Christian Mayer (links) und Hellmuth Polreich arbeiten ehrenamtlich bei der Schweinfurter Sicherheitswacht.
Foto: Josef Lamber | Christian Mayer (links) und Hellmuth Polreich arbeiten ehrenamtlich bei der Schweinfurter Sicherheitswacht.
Lisa Marie Waschbusch
 |  aktualisiert: 14.03.2025 02:39 Uhr

Einen "richtig gravierenden Einsatz" habe er noch nicht gehabt, sagt Christian Mayer. Der Großteil der Streifendienste der Sicherheitswacht verlaufe ruhig. Doch einmal, erinnert sich der 45-Jährige, sei er mit einem Kollegen in der Schweinfurter Innenstadt unterwegs gewesen, als jemand versucht habe, eine Scheibe einzuschlagen. Sie hörten die Beschreibung des Täters über Funk – und es dauerte nicht lange, da sahen sie tatsächlich jemanden, auf den diese zutraf. 

"Wir haben dann eine Polizeistreife verständigt", erzählt Mayer. Die Person konnte gefasst werden. "Aber ich muss einfach sagen, wie's ist: Wir haben ihn zuerst gefunden." Ein Erfolg, an den sich der 45-Jährige, der seit 2018 bei der Schweinfurter Sicherheitswacht ist, gerne erinnert. 
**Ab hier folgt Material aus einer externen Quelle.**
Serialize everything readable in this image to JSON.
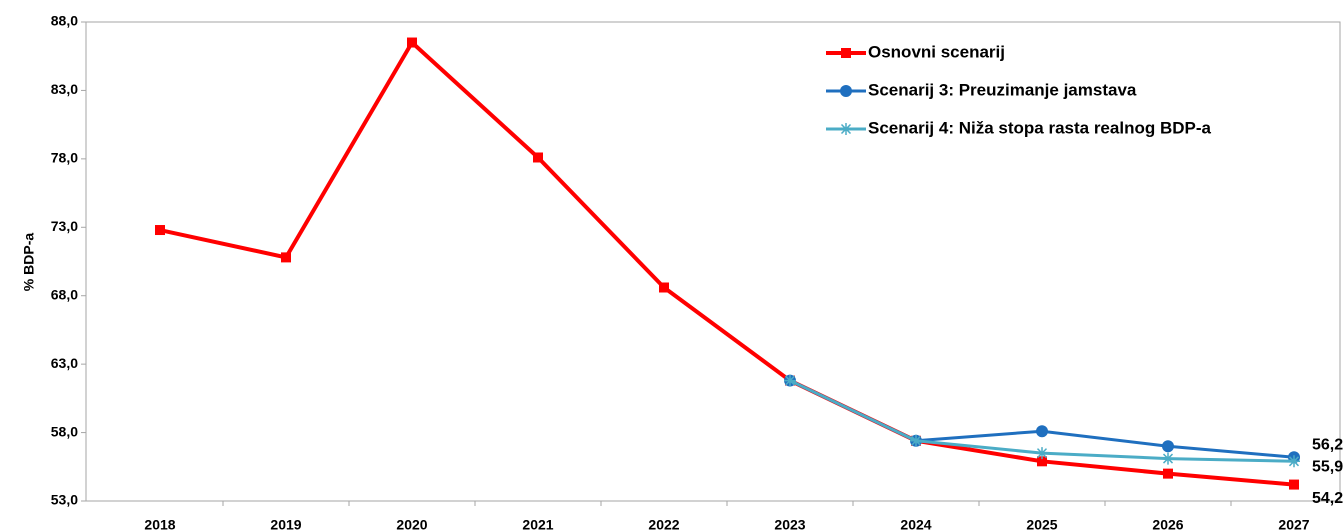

An diesem Mittwoch ist Christian Mayer mit Hellmuth Polreich (60) zur Schicht eingeteilt. Wie so oft. "Bei uns haut es sehr oft zeitlich hin, deshalb tragen wir uns gerne zusammen ein", sagt Mayer. Um 15 Uhr ist Schichtbeginn. Zuerst geht es zum Büro ihrer Chefin Miriam Wagner, dort liegt die Ausrüstung für die Sicherheitswacht: Dienstplan, Funkgeräte, Erste-Hilfe-Material, Pfefferspray, Infomaterial.

Zwei getrennte Funkgeräte – nicht nur für Notfälle

"Wir wissen, heute geht es in die Dunkelheit, also nehmen wir eine Taschenlampe mit", sagt Polreich, seit 2007 bei der Schweinfurter Sicherheitswacht. Dann checkt er im Funkgerät, ob der richtige Rufname eingestellt ist. Christian Mayer nimmt ein zweites Gerät. "Falls wir uns doch mal trennen sollten", sagt Polreich. Oder im Notfall, damit einer Hilfe anfordern kann, während sich der andere zum Beispiel um eine verletzte Person kümmert.

Funkgeräte, Infomaterial: Vor jeder Schicht stattet sich die Sicherheitswacht unter anderem damit aus.
Foto: Josef Lamber | Funkgeräte, Infomaterial: Vor jeder Schicht stattet sich die Sicherheitswacht unter anderem damit aus.

Bevor es hinausgeht in die Innenstadt, tragen sich Mayer und Polreich in einen Streifenplan ein, fragen bei den Polizeikolleginnen und -kollegen nach, ob es besondere Vorkommnisse gibt. Eine vermisste Person, ein flüchtiger Ladendieb? Nichts davon ist der Fall an diesem Mittwoch. Also los.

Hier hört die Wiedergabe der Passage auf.